A Midsummer Night’s Dream brings War Horse team back together
A pageant of magical and mischief-making puppets is set to descend on Hackney this month as the creative team behind smash-hit theatre sensation War Horse comes together once more to deliver A Midsummer Night’s Dream to the stage.
Marking the first collaboration between South Africa’s Handspring Puppet Company and director Tom Morris since War Horse, the show is moving from an initial run at Bristol Old Vic in March last year to the Barbican in February.
And where better to pick up the puppet strings again than a play whose comedy hinges on manipulations, meddling and misunderstandings? The line between reality and the fantastical is constantly blurred.
“It’s about transformation and creation – different worlds and realities collide in the woods,” Morris tells the Hackney Citizen. “Puppetry works in the minds of the audience, it’s their imagination that gives the puppet life and this is perfect for a play where the substance and nature of things alter.
“A set of tools can leap together to become a character, a fairy can emerge from a plank. It’s a play where anything can come to life and the wood itself is sentient.”
He says the phenomenal success of their previous collaboration doesn’t mean they took anything for granted when they started working on the new production, which pulls in old as well as new faces.

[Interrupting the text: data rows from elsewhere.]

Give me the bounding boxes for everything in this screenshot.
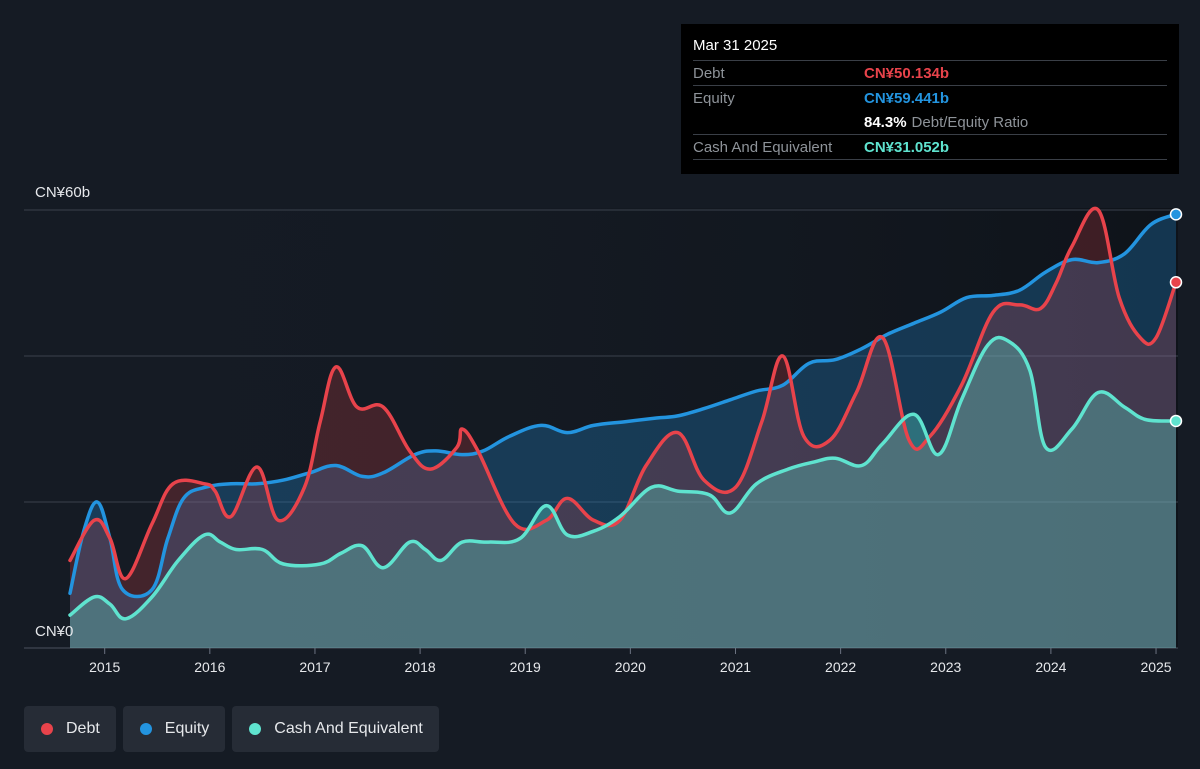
x-tick-label: 2024: [1035, 659, 1066, 675]
cash-area: [70, 337, 1176, 648]
x-tick-label: 2025: [1140, 659, 1171, 675]
tooltip-cash-label: Cash And Equivalent: [693, 138, 833, 156]
tooltip-equity-label: Equity: [693, 89, 735, 107]
series-lines: [68, 206, 1178, 621]
tooltip-row-equity: Equity CN¥59.441b: [693, 85, 1167, 110]
legend-item-equity[interactable]: Equity: [122, 706, 226, 752]
legend-label-cash: Cash And Equivalent: [274, 720, 423, 737]
tooltip-date: Mar 31 2025: [693, 37, 778, 54]
legend-item-cash[interactable]: Cash And Equivalent: [232, 706, 439, 752]
x-tick-label: 2016: [194, 659, 225, 675]
tooltip-ratio-label: Debt/Equity Ratio: [911, 113, 1029, 131]
plot-background: [24, 208, 1178, 648]
legend-label-equity: Equity: [164, 720, 210, 737]
data-tooltip: Mar 31 2025 Debt CN¥50.134b Equity CN¥59…: [681, 24, 1179, 174]
gridlines: [24, 209, 1178, 649]
cash-dot-icon: [249, 723, 262, 735]
series-areas: [70, 208, 1176, 648]
x-tick-label: 2017: [299, 659, 330, 675]
x-tick-label: 2022: [825, 659, 856, 675]
x-axis-ticks: 2015 2016 2017 2018 2019 2020 2021 2022 2023 2024…: [89, 648, 1172, 675]
y-axis-bottom-label: CN¥0: [35, 623, 73, 640]
cash-endpoint: [1169, 414, 1183, 428]
legend-item-debt[interactable]: Debt: [24, 706, 116, 752]
series-endpoints: [1169, 208, 1183, 428]
tooltip-row-ratio: 84.3% Debt/Equity Ratio: [693, 110, 1167, 134]
tooltip-equity-value: CN¥59.441b: [864, 89, 950, 107]
y-axis-top-label: CN¥60b: [35, 184, 90, 201]
equity-endpoint: [1169, 208, 1183, 221]
debt-endpoint: [1169, 276, 1183, 289]
equity-area: [70, 214, 1176, 648]
debt-area: [70, 208, 1176, 648]
x-tick-label: 2021: [720, 659, 751, 675]
chart-legend: Debt Equity Cash And Equivalent: [24, 706, 439, 752]
equity-line: [68, 212, 1178, 599]
debt-dot-icon: [41, 723, 53, 735]
x-tick-label: 2020: [615, 659, 646, 675]
tooltip-cash-value: CN¥31.052b: [864, 138, 950, 156]
x-tick-label: 2023: [930, 659, 961, 675]
tooltip-ratio-value: 84.3%: [864, 113, 907, 131]
debt-line: [68, 206, 1178, 581]
legend-label-debt: Debt: [66, 720, 100, 737]
x-tick-label: 2015: [89, 659, 120, 675]
cash-line: [68, 335, 1178, 621]
x-tick-label: 2019: [510, 659, 541, 675]
tooltip-debt-label: Debt: [693, 64, 725, 82]
tooltip-debt-value: CN¥50.134b: [864, 64, 950, 82]
x-tick-label: 2018: [405, 659, 436, 675]
equity-dot-icon: [139, 723, 152, 735]
tooltip-row-debt: Debt CN¥50.134b: [693, 60, 1167, 85]
tooltip-row-cash: Cash And Equivalent CN¥31.052b: [693, 134, 1167, 160]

“Any team working on any show begins from scratch,” says Morris. “We’ve all been aware from the start that we needed not to rest on any laurels or assume anything for the play or the audience. War Horse’s success is fantastic and an incredible thing to have happened – we just need to start from the bottom up.”
So what can we expect? Well, there’s a shape-shifting Puck made out of workman’s tools, an eight-foot Titania gliding over naughty fairies and a towering Oberon manipulating his fairy queen and meddling with the young lovers’ lives.
One of Shakespeare’s most popular plays, A Midsummer Night’s Dream is one that has been reimagined a thousand times over hundreds of years. But then, says Morris, that’s only natural.
“It’s always worth remembering that Shakespeare himself was re-interpreting stories in many of his plays,” says Morris. “To that end, to re-envisage one of his plays is simply to carry on in a tradition. A Midsummer Night’s Dream is such a flexible, wonderful piece of writing that working on it is only ever really about finding out some of its possibilities.
“One of its remarkable qualities is that on any given evening there will be many productions of the play across the world and none of them will be the same. It’s impossible to tire of watching a story that can forever reinvent itself.”
Speaking of worlds, this is the last part of the show’s UK leg before it sails off to Asia and then on to the US. Catch it while you can.
A Midsummer Night’s Dream is at the Barbican Centre, Silk Street, EC2Y 8DS until 15 February.